The gift of a new car is more than a lot of us can say we've received.

Sure, many situations require driving at a young age, but I think we can all relate to the pit you get in your stomach watching a 16-year-old text behind the wheel of a new Porsche. On a less dramatic note, it can be equally unsatisfying when all of your friends receive cars at some point in high school while your parents continue to expect that you earn one on your own.

Sitting here 10 years later, I've realized my parents did me a favor. Granted, having a car growing up would have been nice, and surely would have given me more freedom. But walking away from buying my first car on my own gave me a taste of independence that became addicting. I started looking into insurance plans, took my dad's name off of my bank accounts, and I applied for a credit card. The more established that I could get on my own terms, the better I felt.
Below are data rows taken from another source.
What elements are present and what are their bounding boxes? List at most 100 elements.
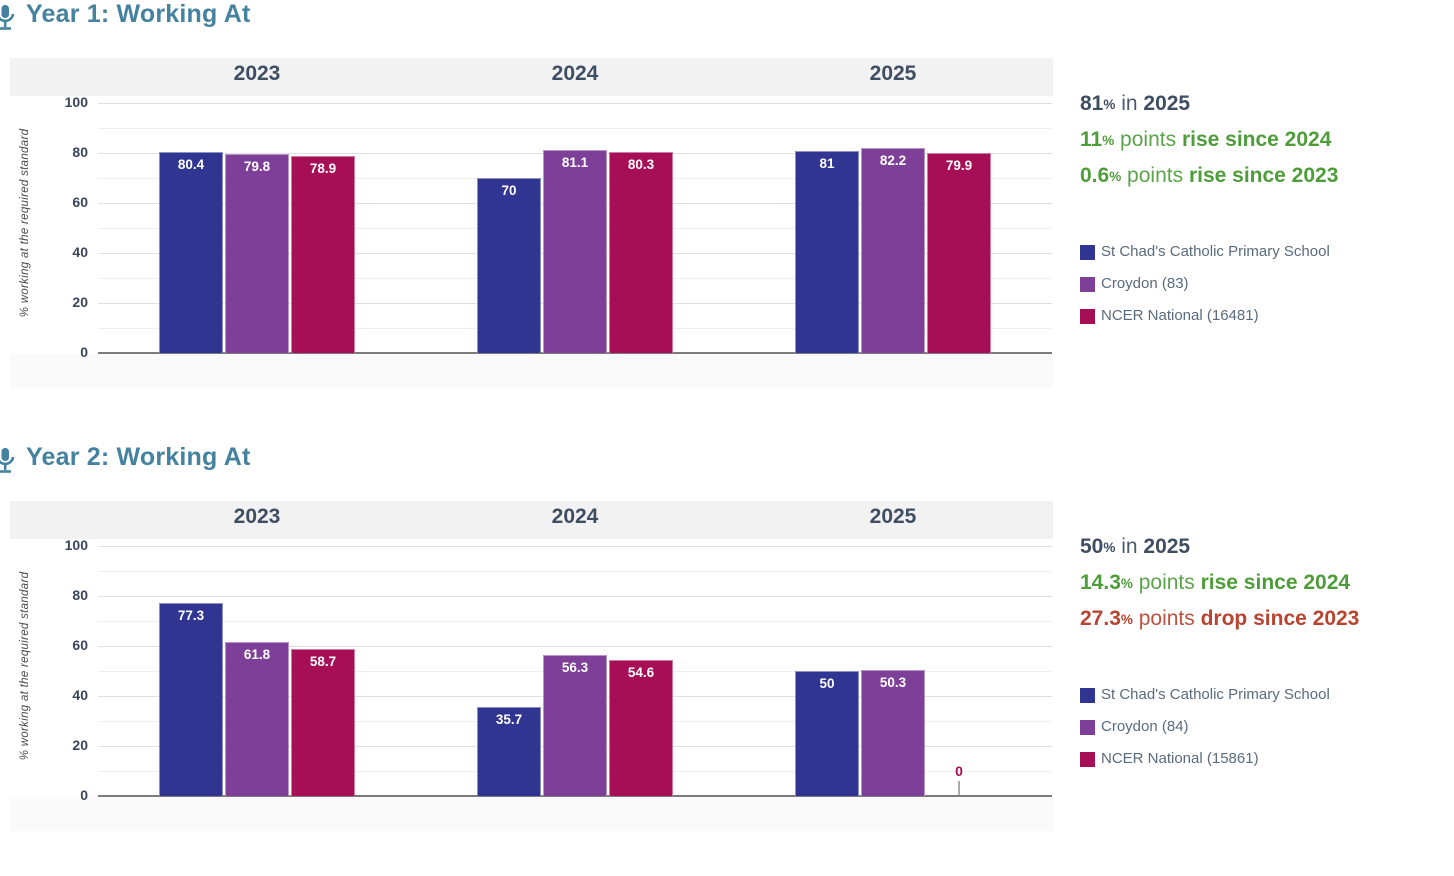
y-tick-label: 0	[80, 787, 88, 803]
y-tick-label: 80	[72, 587, 88, 603]
summary-percent-sign: %	[1102, 133, 1115, 148]
gridline	[98, 571, 1052, 572]
gridline	[98, 596, 1052, 597]
bar[interactable]: 70	[477, 178, 541, 353]
y-tick-label: 20	[72, 737, 88, 753]
y-tick-label: 80	[72, 144, 88, 160]
summary-line: 14.3% points rise since 2024	[1080, 571, 1350, 595]
summary-middle-text: points	[1121, 164, 1189, 187]
bar[interactable]: 80.3	[609, 152, 673, 353]
y-tick-label: 60	[72, 194, 88, 210]
summary-percent-sign: %	[1120, 612, 1133, 627]
year2-chart-section: Year 2: Working At % working at the requ…	[0, 443, 1454, 876]
bar-value-label: 56.3	[561, 660, 589, 676]
gridline	[98, 103, 1052, 104]
y-axis-label: % working at the required standard	[19, 571, 31, 761]
y-tick-label: 0	[80, 344, 88, 360]
bar[interactable]: 79.9	[927, 153, 991, 353]
bar-value-label: 79.9	[945, 158, 973, 174]
summary-line: 50% in 2025	[1080, 535, 1190, 559]
microphone-icon	[0, 3, 19, 33]
bar-value-label: 82.2	[879, 152, 907, 168]
bar[interactable]: 58.7	[291, 649, 355, 796]
bar-value-label: 35.7	[495, 711, 523, 727]
summary-middle-text: in	[1115, 535, 1144, 558]
legend-label: Croydon (84)	[1101, 718, 1189, 735]
summary-middle-text: points	[1132, 607, 1201, 630]
bar[interactable]: 77.3	[159, 602, 223, 796]
summary-emphasis-text: 2025	[1143, 535, 1191, 558]
bar[interactable]: 50	[795, 671, 859, 796]
chart-title: Year 2: Working At	[26, 443, 251, 471]
summary-value: 11	[1080, 128, 1103, 151]
y-tick-label: 40	[72, 687, 88, 703]
summary-middle-text: points	[1114, 128, 1182, 151]
bar[interactable]: 50.3	[861, 670, 925, 796]
chart-title: Year 1: Working At	[26, 0, 251, 28]
bar[interactable]: 56.3	[543, 655, 607, 796]
bar[interactable]: 79.8	[225, 153, 289, 353]
summary-percent-sign: %	[1120, 576, 1133, 591]
zero-tick-line	[958, 781, 960, 795]
zero-value-marker[interactable]: 0	[927, 756, 991, 796]
summary-emphasis-text: drop since 2023	[1200, 607, 1360, 630]
bar[interactable]: 81	[795, 150, 859, 353]
bar[interactable]: 54.6	[609, 659, 673, 796]
legend-swatch-icon	[1080, 245, 1095, 260]
summary-emphasis-text: rise since 2024	[1181, 128, 1332, 151]
gridline	[98, 546, 1052, 547]
bar-value-label: 58.7	[309, 654, 337, 670]
summary-value: 14.3	[1080, 571, 1121, 594]
gridline	[98, 646, 1052, 647]
summary-emphasis-text: rise since 2023	[1188, 164, 1339, 187]
year-header: 2025	[869, 505, 917, 528]
year-header: 2024	[551, 505, 599, 528]
legend-swatch-icon	[1080, 720, 1095, 735]
summary-line: 11% points rise since 2024	[1080, 128, 1331, 152]
plot-area: 77.3 61.8 58.7 35.7 56.3 54.6 50 50.3 0	[98, 546, 1052, 797]
bar-value-label: 70	[501, 183, 517, 198]
bar[interactable]: 78.9	[291, 155, 355, 353]
bar-value-label: 61.8	[243, 646, 271, 662]
bar-value-label: 78.9	[309, 160, 337, 176]
legend-swatch-icon	[1080, 688, 1095, 703]
summary-middle-text: points	[1132, 571, 1201, 594]
bar[interactable]: 61.8	[225, 641, 289, 796]
bar[interactable]: 81.1	[543, 150, 607, 353]
microphone-icon	[0, 446, 19, 476]
bar[interactable]: 80.4	[159, 152, 223, 353]
summary-value: 27.3	[1080, 607, 1121, 630]
year-header-band	[10, 58, 1053, 96]
summary-value: 81	[1080, 92, 1104, 115]
summary-line: 81% in 2025	[1080, 92, 1190, 116]
legend-swatch-icon	[1080, 752, 1095, 767]
y-tick-label: 100	[64, 537, 88, 553]
bar-value-label: 80.4	[177, 157, 205, 172]
year-header: 2024	[551, 62, 599, 85]
summary-percent-sign: %	[1109, 169, 1122, 184]
year1-chart-section: Year 1: Working At % working at the requ…	[0, 0, 1454, 433]
y-tick-label: 60	[72, 637, 88, 653]
year-header: 2025	[869, 62, 917, 85]
bar-value-label: 50.3	[879, 675, 907, 691]
bar-value-label: 50	[819, 676, 835, 691]
x-axis-baseline	[98, 352, 1052, 354]
summary-percent-sign: %	[1103, 540, 1116, 555]
chart-bottom-strip	[10, 797, 1053, 831]
legend-label: NCER National (15861)	[1101, 750, 1259, 767]
legend-label: Croydon (83)	[1101, 275, 1189, 292]
y-tick-label: 40	[72, 244, 88, 260]
bar-value-label: 80.3	[627, 157, 655, 173]
year-header-band	[10, 501, 1053, 539]
bar-value-label: 54.6	[627, 664, 655, 680]
summary-percent-sign: %	[1103, 97, 1116, 112]
summary-value: 0.6	[1080, 164, 1110, 187]
bar[interactable]: 82.2	[861, 147, 925, 353]
summary-middle-text: in	[1115, 92, 1144, 115]
bar-value-label: 81	[819, 155, 835, 171]
bar[interactable]: 35.7	[477, 706, 541, 796]
bar-value-label: 81.1	[561, 155, 589, 171]
x-axis-baseline	[98, 795, 1052, 797]
summary-emphasis-text: rise since 2024	[1200, 571, 1351, 594]
chart-bottom-strip	[10, 354, 1053, 388]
Not only did I grow more confident in my ability to support myself, but I also learned the basics behind car shopping. Make sure the title is clear, check the Carfax, know the difference between buying and leasing, and most importantly, is this car in my price range? I’ve seen so many friends go broke trying to stay on top of car payments. Accepting that I won’t be sitting in my new Mercedes anytime soon really helped me set realistic expectations as a buyer.
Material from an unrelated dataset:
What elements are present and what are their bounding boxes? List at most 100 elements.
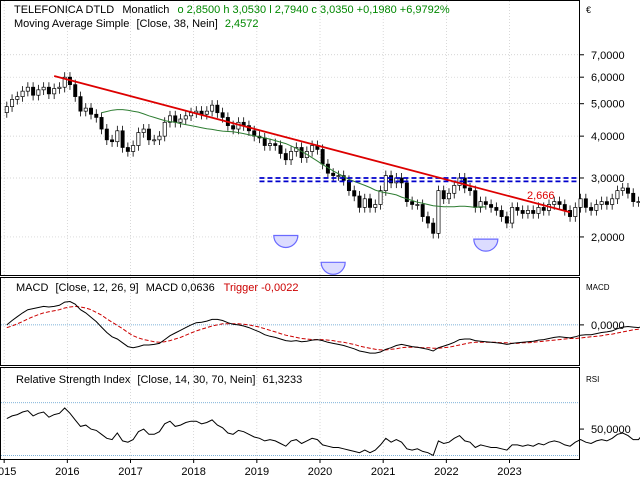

I learned to use tons of cool tools like a car payment calculator to help estimate how much my payments would be for each car I considered. I also checked the Kelly Blue Book value and compared it to asking prices. TrueCar can give you that information too. After wrapping my head around reasonable prices for prospective cars, I used Carjojo to locate models close to me that I was interested in.
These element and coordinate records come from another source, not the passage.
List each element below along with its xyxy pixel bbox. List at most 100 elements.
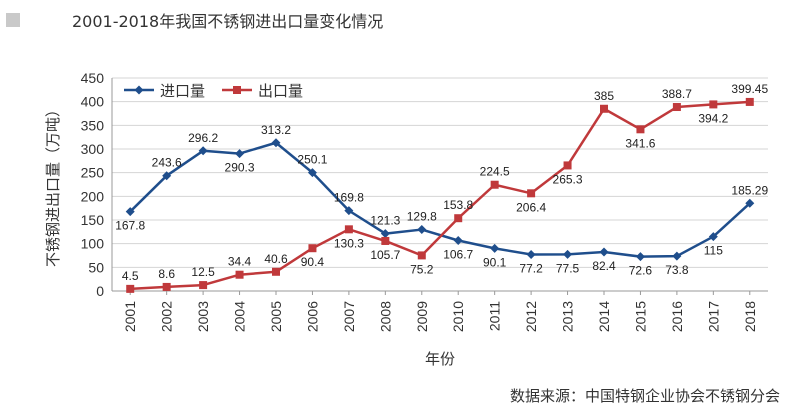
data-point-import-2017 <box>708 232 718 242</box>
data-label-import-2012: 77.2 <box>519 261 543 275</box>
data-label-import-2014: 82.4 <box>592 259 616 273</box>
data-point-export-2005 <box>272 267 280 276</box>
data-point-export-2011 <box>490 180 499 189</box>
x-tick-label-2008: 2008 <box>377 301 393 332</box>
data-point-import-2018 <box>745 198 755 208</box>
y-tick-label-100: 100 <box>81 236 105 252</box>
y-tick-label-300: 300 <box>81 141 105 157</box>
data-point-export-2004 <box>235 270 244 279</box>
data-point-import-2005 <box>271 138 281 148</box>
header-square-icon <box>6 13 20 27</box>
x-tick-label-2017: 2017 <box>705 301 721 332</box>
y-tick-label-450: 450 <box>81 70 105 86</box>
series-line-import <box>129 141 751 258</box>
data-point-export-2018 <box>745 97 754 106</box>
data-label-export-2016: 388.7 <box>662 87 692 101</box>
data-point-import-2010 <box>453 235 463 245</box>
x-tick-label-2006: 2006 <box>304 301 320 332</box>
data-point-export-2002 <box>162 282 171 291</box>
chart-title: 2001-2018年我国不锈钢进出口量变化情况 <box>72 12 384 31</box>
data-source-note: 数据来源：中国特钢企业协会不锈钢分会 <box>509 387 780 405</box>
data-point-export-2007 <box>344 225 353 234</box>
data-point-export-2006 <box>308 244 317 253</box>
data-label-import-2011: 90.1 <box>483 255 507 269</box>
data-label-import-2002: 243.6 <box>152 156 182 170</box>
data-label-export-2002: 8.6 <box>158 267 175 281</box>
x-tick-label-2009: 2009 <box>414 301 430 332</box>
data-label-import-2009: 129.8 <box>407 210 437 224</box>
data-label-import-2006: 250.1 <box>297 153 327 167</box>
data-point-import-2011 <box>490 243 500 253</box>
series-line-export <box>130 100 750 291</box>
x-tick-label-2011: 2011 <box>487 301 503 331</box>
data-point-import-2013 <box>563 249 573 259</box>
data-label-export-2010: 153.8 <box>443 198 473 212</box>
data-label-import-2013: 77.5 <box>556 261 580 275</box>
data-point-import-2003 <box>198 146 208 156</box>
data-label-import-2017: 115 <box>704 244 723 258</box>
legend-label-export: 出口量 <box>258 82 303 100</box>
data-point-import-2014 <box>599 247 609 257</box>
chart-header: 2001-2018年我国不锈钢进出口量变化情况 <box>6 8 383 32</box>
data-label-export-2012: 206.4 <box>516 200 546 214</box>
y-tick-label-0: 0 <box>96 283 104 299</box>
x-tick-label-2016: 2016 <box>669 301 685 332</box>
data-label-export-2015: 341.6 <box>625 136 655 150</box>
x-tick-label-2004: 2004 <box>232 301 248 332</box>
x-tick-label-2001: 2001 <box>122 301 138 332</box>
data-point-import-2015 <box>635 252 645 262</box>
data-label-import-2016: 73.8 <box>665 263 689 277</box>
y-tick-label-400: 400 <box>81 94 105 110</box>
data-point-export-2013 <box>563 161 572 170</box>
x-axis-title: 年份 <box>425 350 455 368</box>
x-tick-label-2014: 2014 <box>596 301 612 332</box>
data-point-export-2001 <box>126 284 135 293</box>
data-label-import-2001: 167.8 <box>115 219 145 233</box>
x-tick-label-2012: 2012 <box>523 301 539 332</box>
data-label-export-2009: 75.2 <box>410 262 434 276</box>
data-point-export-2010 <box>454 214 463 223</box>
x-tick-label-2015: 2015 <box>632 301 648 332</box>
y-tick-label-200: 200 <box>81 188 105 204</box>
data-point-import-2001 <box>125 207 135 217</box>
data-label-export-2007: 130.3 <box>334 236 364 250</box>
x-tick-label-2002: 2002 <box>159 301 175 332</box>
data-label-export-2005: 40.6 <box>264 252 288 266</box>
y-tick-label-50: 50 <box>88 259 104 275</box>
x-tick-label-2005: 2005 <box>268 301 284 332</box>
legend-marker-export <box>233 86 241 94</box>
data-point-export-2003 <box>199 281 208 290</box>
data-label-import-2005: 313.2 <box>261 123 291 137</box>
data-point-import-2016 <box>672 251 682 261</box>
data-point-export-2012 <box>527 189 536 198</box>
data-point-import-2012 <box>526 249 536 259</box>
data-label-import-2015: 72.6 <box>629 264 653 278</box>
data-point-import-2007 <box>344 206 354 216</box>
data-label-export-2018: 399.45 <box>731 82 768 96</box>
data-point-export-2008 <box>381 236 390 245</box>
x-tick-label-2010: 2010 <box>450 301 466 332</box>
x-tick-label-2013: 2013 <box>560 301 576 332</box>
data-point-export-2017 <box>709 100 718 109</box>
data-label-import-2018: 185.29 <box>731 183 768 197</box>
y-axis-title: 不锈钢进出口量（万吨） <box>44 102 62 267</box>
data-point-import-2009 <box>417 225 427 235</box>
x-tick-label-2007: 2007 <box>341 301 357 332</box>
data-label-import-2003: 296.2 <box>188 131 218 145</box>
data-label-export-2003: 12.5 <box>191 265 215 279</box>
data-point-export-2014 <box>600 104 608 113</box>
data-label-export-2004: 34.4 <box>228 255 252 269</box>
data-label-export-2001: 4.5 <box>122 269 139 283</box>
data-point-import-2008 <box>380 229 390 239</box>
data-label-import-2008: 121.3 <box>370 214 400 228</box>
legend-marker-import <box>134 85 144 95</box>
data-label-export-2008: 105.7 <box>370 248 400 262</box>
data-label-export-2017: 394.2 <box>698 111 728 125</box>
x-tick-label-2003: 2003 <box>195 301 211 332</box>
data-label-export-2006: 90.4 <box>301 255 325 269</box>
y-tick-label-150: 150 <box>81 212 105 228</box>
y-tick-label-250: 250 <box>81 165 105 181</box>
y-tick-label-350: 350 <box>81 117 105 133</box>
data-point-export-2009 <box>417 251 426 260</box>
Once you’ve set your eyes on a car, it’s important to prepare for insurance costs. Insurify compares different rates to find you the lowest quote. Using online resources can be helpful, but if you’re buying a used car there is an additional set of important questions to ask.

  • Where did the car come from? (private or commercial owner)
  • Is the title clear? (i.e. is it salvaged)
  • Has it ever been in an accident?
  • Is the powertrain all original?
  • Is there a warranty on the vehicle?
  • Is there any rust damage/has there ever been?
  • Are all the OEM accessories included?
  • Have there been any recalls?
  • Are there any known defects?
  • What is your seller history? (Google them and read some reviews)

These are just a few important ones, I recommend bringing a car savvy friend along while you test drive. Aside from learning how to shop smart, I picked up a new sense of appreciation too. If you want nice things, you’re going to have to work hard for them. Long blog short, thank you mom and dad. And to parents, maybe consider the long term benefits of making your kid work for their car.